The Community Action for a Renewed Environment (CARE) Program, funded by the Environmental Protection Agency (EPA), is a way for San Luis Valley communities to organize and take action to reduce environmental health hazards. Through education and community involvement, the San Luis Valley Ecosystem Council, in partnership with the public health departments around the valley, local businesses, and community members will work to assess the environmental health of the San Luis Valley.
Here is an article that appeared in the Valley Courier on May 17:
Earth Days Honored at Valley Schools
Unpredictable springtime weather and busy schedules did not prevent schools and students from honoring Earth Days this year, although times and activities varied.
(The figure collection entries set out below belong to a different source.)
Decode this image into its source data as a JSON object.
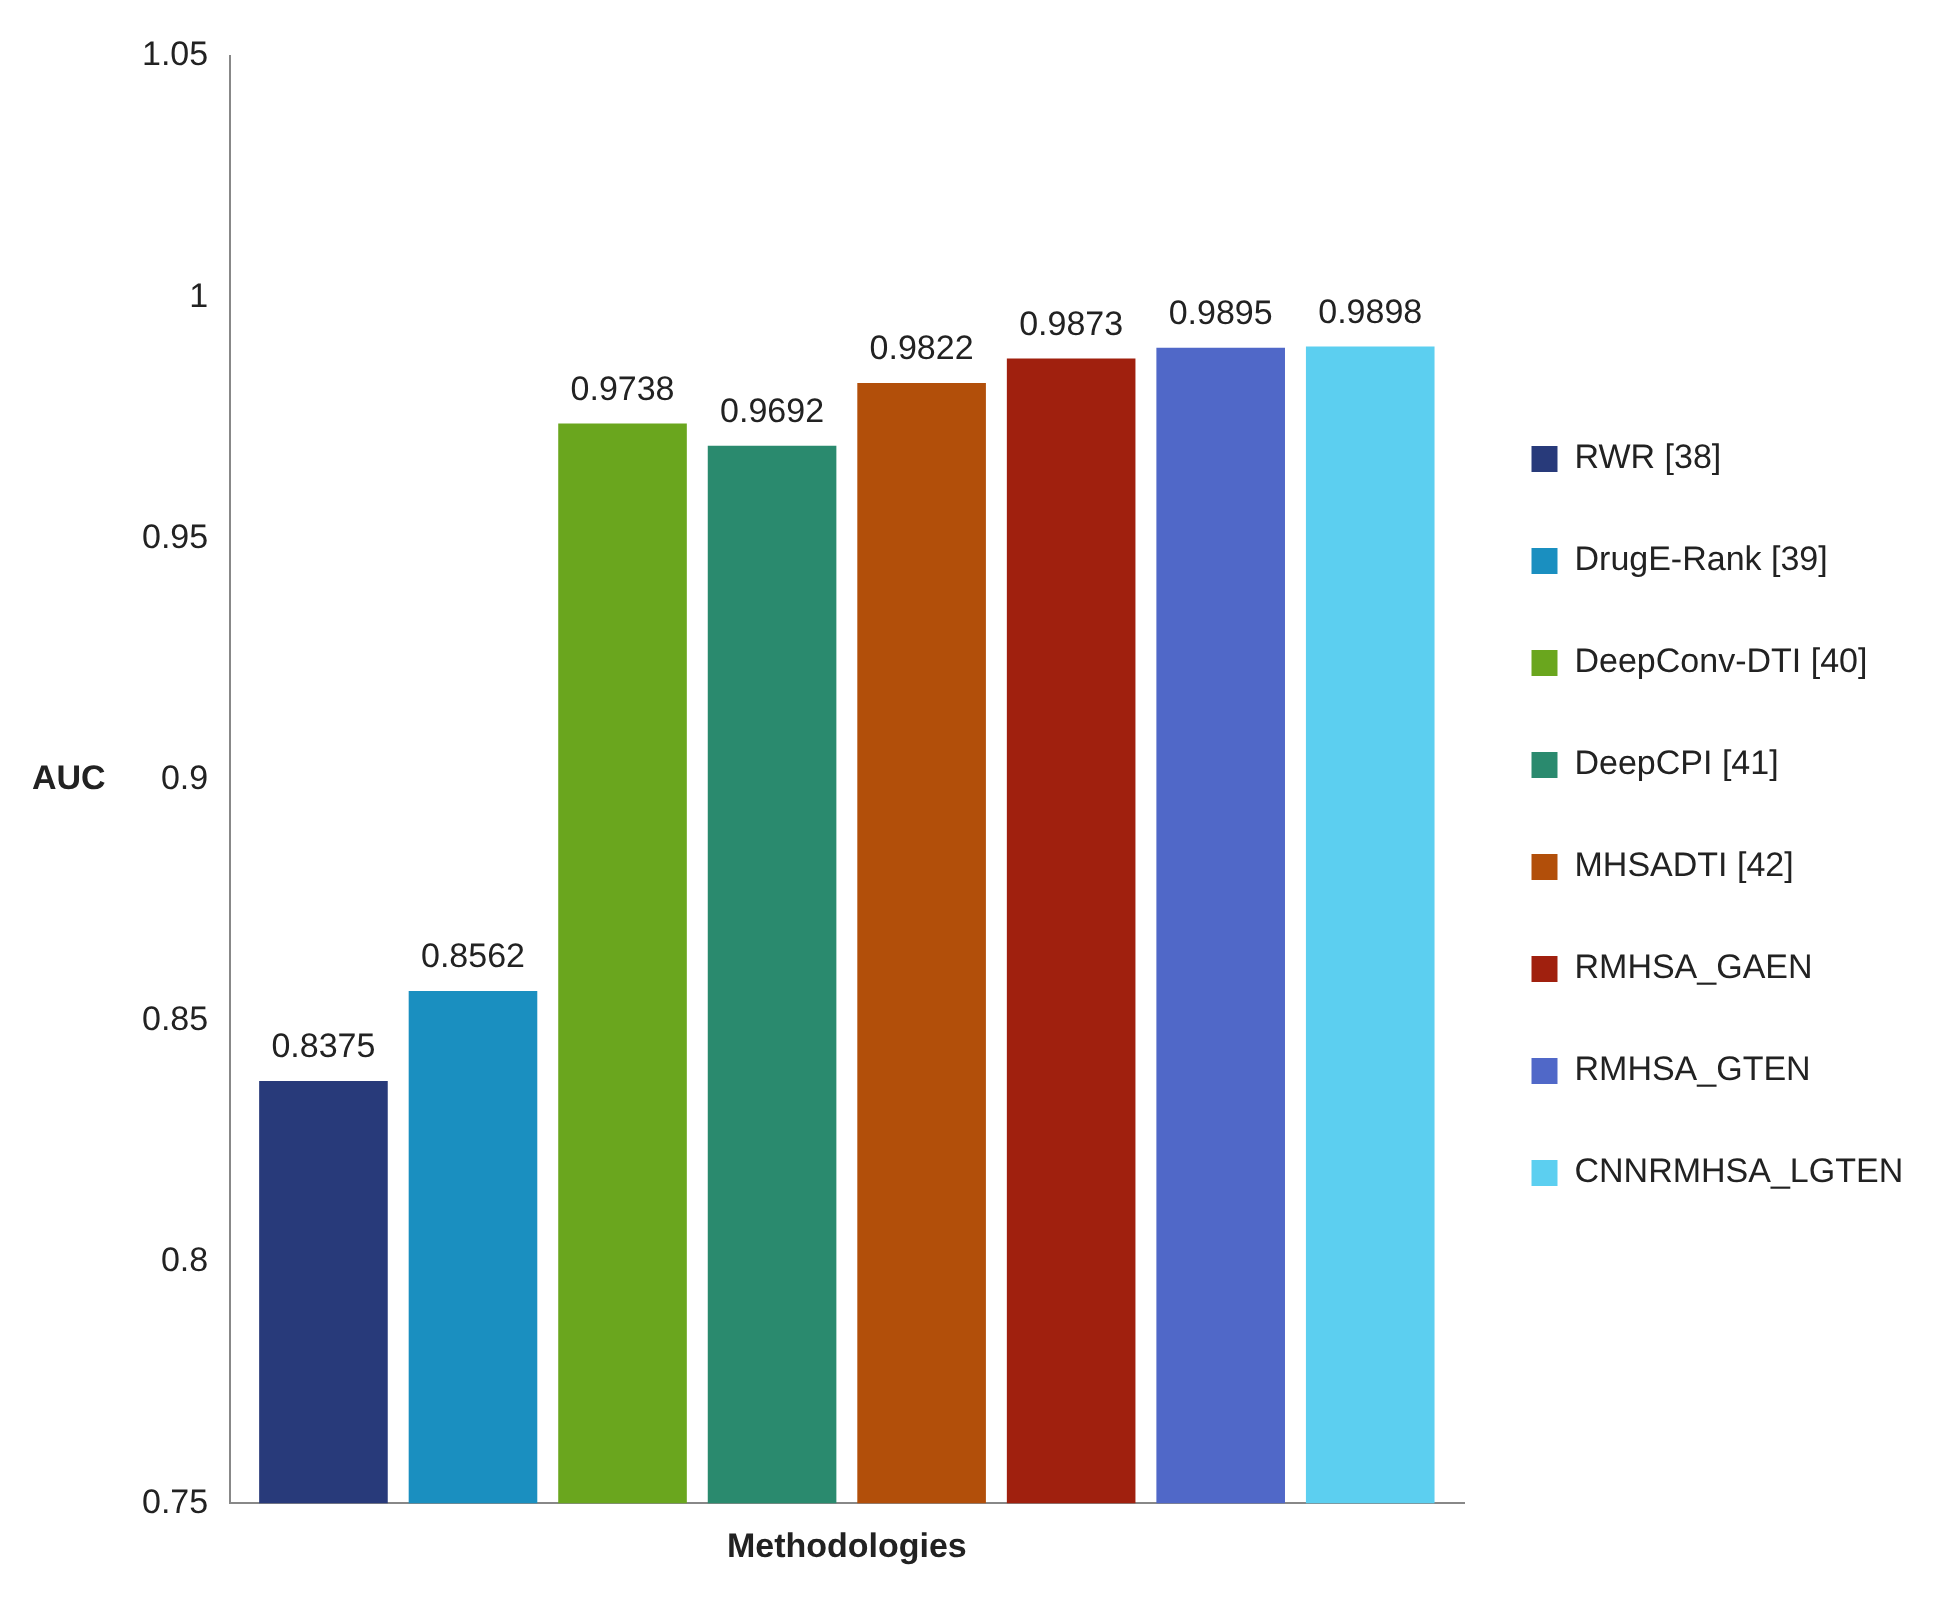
{
  "chart_data": {
    "type": "bar",
    "xlabel": "Methodologies",
    "ylabel": "AUC",
    "categories": [
      null
    ],
    "series": [
      {
        "name": "RWR [38]",
        "color": "#283a7a",
        "values": [
          0.8375
        ]
      },
      {
        "name": "DrugE-Rank [39]",
        "color": "#1a8fc0",
        "values": [
          0.8562
        ]
      },
      {
        "name": "DeepConv-DTI [40]",
        "color": "#6aa61e",
        "values": [
          0.9738
        ]
      },
      {
        "name": "DeepCPI [41]",
        "color": "#2a8a6e",
        "values": [
          0.9692
        ]
      },
      {
        "name": "MHSADTI [42]",
        "color": "#b24f0a",
        "values": [
          0.9822
        ]
      },
      {
        "name": "RMHSA_GAEN",
        "color": "#a0200e",
        "values": [
          0.9873
        ]
      },
      {
        "name": "RMHSA_GTEN",
        "color": "#5068c8",
        "values": [
          0.9895
        ]
      },
      {
        "name": "CNNRMHSA_LGTEN",
        "color": "#5ccff0",
        "values": [
          0.9898
        ]
      }
    ],
    "ylim": [
      0.75,
      1.05
    ],
    "yticks": [
      0.75,
      0.8,
      0.85,
      0.9,
      0.95,
      1,
      1.05
    ],
    "grid": false,
    "legend": "right",
    "data_labels": true
  }
}
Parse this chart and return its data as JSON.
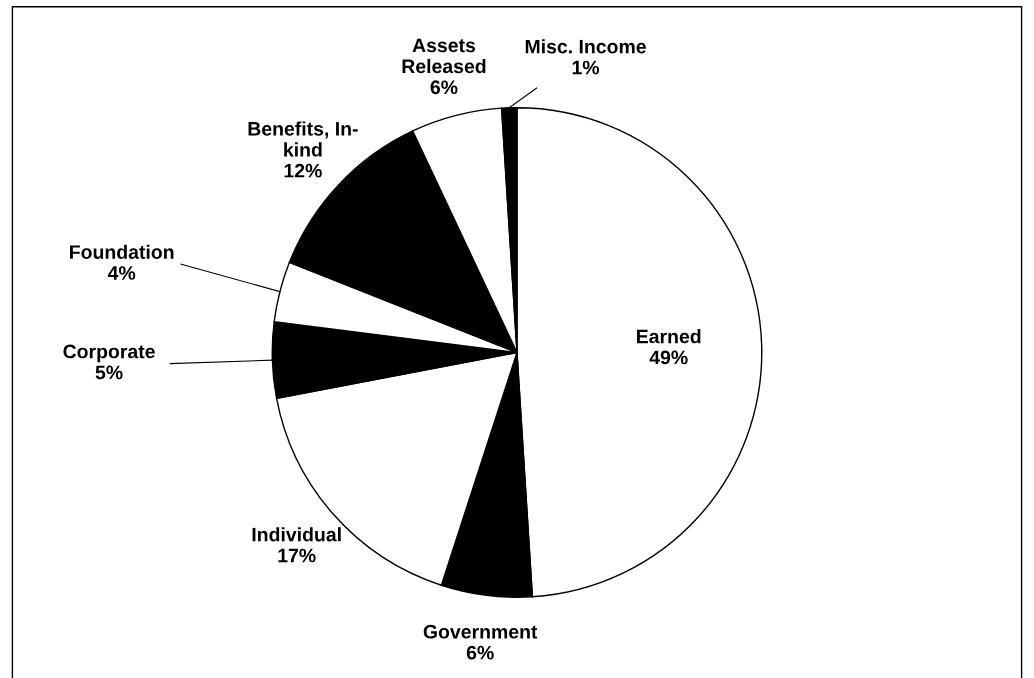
{
  "chart_data": {
    "type": "pie",
    "categories": [
      "Earned",
      "Government",
      "Individual",
      "Corporate",
      "Foundation",
      "Benefits, In-\nkind",
      "Assets\nReleased",
      "Misc. Income"
    ],
    "values": [
      49,
      6,
      17,
      5,
      4,
      12,
      6,
      1
    ],
    "value_labels": [
      "49%",
      "6%",
      "17%",
      "5%",
      "4%",
      "12%",
      "6%",
      "1%"
    ],
    "colors": [
      "#ffffff",
      "#000000",
      "#ffffff",
      "#000000",
      "#ffffff",
      "#000000",
      "#ffffff",
      "#000000"
    ],
    "legend": false
  }
}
Centauri Middle School held its Earth Day event last Friday featuring presentations by the Forest Service, community projects, and the Conejos Clean Water (CCW) and the San Luis Valley Ecosystem Council (SLVEC) nonprofits. These organizations conduct waste management programs and are providing education to students and the public about proper waste disposal and recycling to reduce waste buildups.
Kristina Crowder, Project Coordinator for the Ecosystem Council, noted that Centauri students and staff were delighted to recognize their peers in a brochure detailing last year’s illegal dump cleanups in Conejos County, a joint effort by the Council and CCW. “We ran out of these fast,” said Crowder, “and I’m glad these clean-ups had such a positive impact on the students.”
In addition to recreational and wildlife opportunities offered by public lands, Forest Service staffers Andrea Jones and Daniel Lopez reviewed job opportunities for students interested in pursuing careers with the agency. Other presentations at Centauri’s school gym were rounded out by Abe Rosenburg representing the Valleybound Antonito School and Community Garden, and Maury Grimm with Nature’s Table on foraging edible wild plants.
Principal Tyler Huffaker and CCW Coordinator Anna Lee Vargas organized Centauri’s Earth Day, involving over 100 students. Vargas, herself a graduate of Centauri, noted “it was great being back at my old middle school and to help educate on these problems.”
Centauri’s event added to a series of presentations to Valley schools, including some in April with the Center School District for their annual service days cleaning up trash around the town’s community park and canal, and Ortega Middle School in Alamosa, addressing waste management and recycling. All told, about 300 middle school students in these various events received the Earth Day message or participated in some way to help out.
Following a successful program startup in Conejos and Costilla counties, a second waste management grant from USDA is making it possible to extend services to Alamosa and Saguache counties. A clean-up is being planned for one of Alamosa’s worst dump sites, and the potential for transfer stations is also under review.
Serving the north end of the Valley, the extended program also addresses Saguache County’s landfill operation which has been costly to operate. Engineering assistance to the program is being provided by Eric Toledo of Rural Community Assistance Corporation.
Also noted was the Ecosystem Council’s participation in Adam State’s annual Earth Fest, including the river clean-up covered in an earlier Courier article.